Charles-André Julien, reprenant la classification de la population de la Berbérie orientale par Bertholon et Chantre, parle du type de Djerba comme de « petite taille, brachycéphale, mesorhinien, à cheveux bruns, yeux foncés, peau bistre en pigment jaunâtre »84. Quant à Salah-Eddine Tlatli85, il dépeint les « caractères ethniques » des Djerbiens « qui définissent un type humain à part en Afrique du Nord [...] La forme de leur crâne et leur taille : un crâne globuleux, massif, laissant à découvert un front bombé, limité par d’épais sourcils et des bosses pariétales accusées [...] Le corps est assez petit, trapu, musclé, avec de larges épaules [...] contraste avec les populations voisines. Les israélites ont des crânes plus allongés d’où la conclusion qu’il ne s’agit pas de Djerbiens judaïsés »86. Dans le même sens, des études menées sur la population de l’île concluent que le patrimoine génétique paternel des Juifs de Djerba est différent de celui de leurs voisins arabes et berbères87,88.

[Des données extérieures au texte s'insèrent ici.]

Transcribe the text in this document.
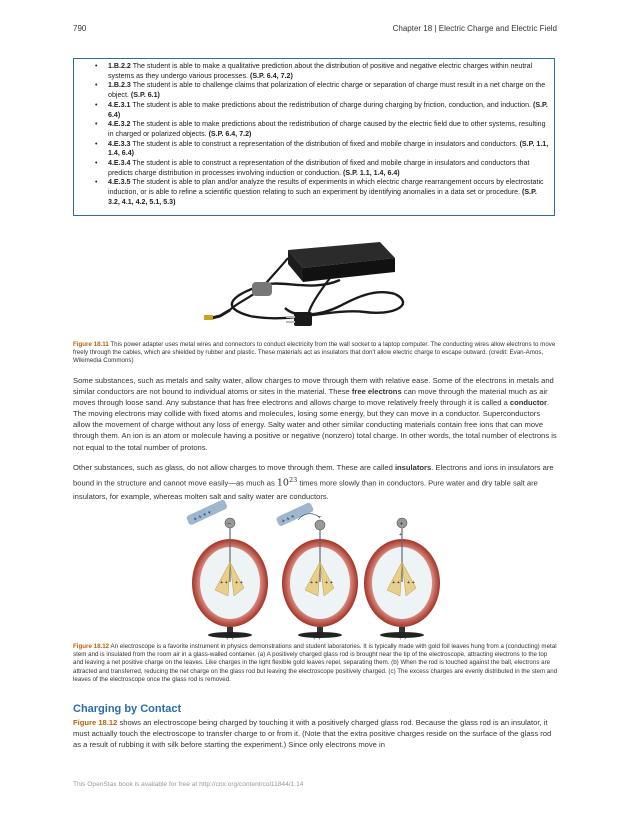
790	Chapter 18 | Electric Charge and Electric Field
• 1.B.2.2 The student is able to make a qualitative prediction about the distribution of positive and negative electric charges within neutral systems as they undergo various processes. (S.P. 6.4, 7.2)
• 1.B.2.3 The student is able to challenge claims that polarization of electric charge or separation of charge must result in a net charge on the object. (S.P. 6.1)
• 4.E.3.1 The student is able to make predictions about the redistribution of charge during charging by friction, conduction, and induction. (S.P. 6.4)
• 4.E.3.2 The student is able to make predictions about the redistribution of charge caused by the electric field due to other systems, resulting in charged or polarized objects. (S.P. 6.4, 7.2)
• 4.E.3.3 The student is able to construct a representation of the distribution of fixed and mobile charge in insulators and conductors. (S.P. 1.1, 1.4, 6.4)
• 4.E.3.4 The student is able to construct a representation of the distribution of fixed and mobile charge in insulators and conductors that predicts charge distribution in processes involving induction or conduction. (S.P. 1.1, 1.4, 6.4)
• 4.E.3.5 The student is able to plan and/or analyze the results of experiments in which electric charge rearrangement occurs by electrostatic induction, or is able to refine a scientific question relating to such an experiment by identifying anomalies in a data set or procedure. (S.P. 3.2, 4.1, 4.2, 5.1, 5.3)

Figure 18.11 This power adapter uses metal wires and connectors to conduct electricity from the wall socket to a laptop computer. The conducting wires allow electrons to move freely through the cables, which are shielded by rubber and plastic. These materials act as insulators that don't allow electric charge to escape outward. (credit: Evan-Amos, Wikimedia Commons)

Some substances, such as metals and salty water, allow charges to move through them with relative ease. Some of the electrons in metals and similar conductors are not bound to individual atoms or sites in the material. These free electrons can move through the material much as air moves through loose sand. Any substance that has free electrons and allows charge to move relatively freely through it is called a conductor. The moving electrons may collide with fixed atoms and molecules, losing some energy, but they can move in a conductor. Superconductors allow the movement of charge without any loss of energy. Salty water and other similar conducting materials contain free ions that can move through them. An ion is an atom or molecule having a positive or negative (nonzero) total charge. In other words, the total number of electrons is not equal to the total number of protons.

Other substances, such as glass, do not allow charges to move through them. These are called insulators. Electrons and ions in insulators are bound in the structure and cannot move easily—as much as $10^{23}$ times more slowly than in conductors. Pure water and dry table salt are insulators, for example, whereas molten salt and salty water are conductors.

+ + + +
–
+ + + +
+ + +	–
+ + + +
+
+
+ + + +
(a)	(b)	(c)

Figure 18.12 An electroscope is a favorite instrument in physics demonstrations and student laboratories. It is typically made with gold foil leaves hung from a (conducting) metal stem and is insulated from the room air in a glass-walled container. (a) A positively charged glass rod is brought near the tip of the electroscope, attracting electrons to the top and leaving a net positive charge on the leaves. Like charges in the light flexible gold leaves repel, separating them. (b) When the rod is touched against the ball, electrons are attracted and transferred, reducing the net charge on the glass rod but leaving the electroscope positively charged. (c) The excess charges are evenly distributed in the stem and leaves of the electroscope once the glass rod is removed.

Charging by Contact

Figure 18.12 shows an electroscope being charged by touching it with a positively charged glass rod. Because the glass rod is an insulator, it must actually touch the electroscope to transfer charge to or from it. (Note that the extra positive charges reside on the surface of the glass rod as a result of rubbing it with silk before starting the experiment.) Since only electrons move in

This OpenStax book is available for free at http://cnx.org/content/col11844/1.14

La population nombreuse et l’insuffisance des ressources locales, à l’origine de crises liées le plus souvent à de mauvaises récoltes, ont contribué à la mise en place d’un processus migratoire saisonnier et temporaire mais devenu petit à petit structurel et définitif46. La grande majorité des Djerbiens quittant leur île travaillent dans le commerce en raison de la position stratégique de leur lieu d’origine. Même si la grande majorité d’entre eux restent dans un premier temps en Tunisie, où ils détiennent une position dominante dans le commerce alimentaire et de détail46, les réformes du ministre Ahmed Ben Salah menées dans les années 1960, qui regroupèrent le commerce de détail en coopératives, poussent les Djerbiens à émigrer majoritairement en Europe et plus spécifiquement dans l’agglomération parisienne46,42. L’argent rapatrié par les Djerbiens vivant à l’étranger joue un rôle important dans l’économie de l’île42. La migration des Tunisiens du continent (majoritairement originaires des gouvernorats du sud et du centre-ouest du pays) sur l’île s’est progressivement accrue et ces derniers représentent désormais près de 45 % des habitants et 60 % des actifs46. Dans ce contexte, ils concurrencent progressivement les Djerbiens sur leur marché de l’emploi.
Compte tenu de l’espace limité, des maigres ressources de l’île et de la rigueur du rite ibadite, la tradition populaire veut que le Djerbien soit généralement connu comme un travailleur discipliné, rigoureux, parcimonieux51 et bon gestionnaire, de caractère plutôt réservé, calme et poli. Dans les familles ibadites, le fils même adulte ne fumait pas devant ses parents et la grand-mère gérait la famille d’une main de fer, ses fils, belles-filles et petits enfants lui devant obéissance. Frères et associés allaient faire du commerce à l’extérieur de l’île à tour de rôle89 afin que quelques hommes adultes restent travailler la terre avec les femmes, enfants et hommes âgés90.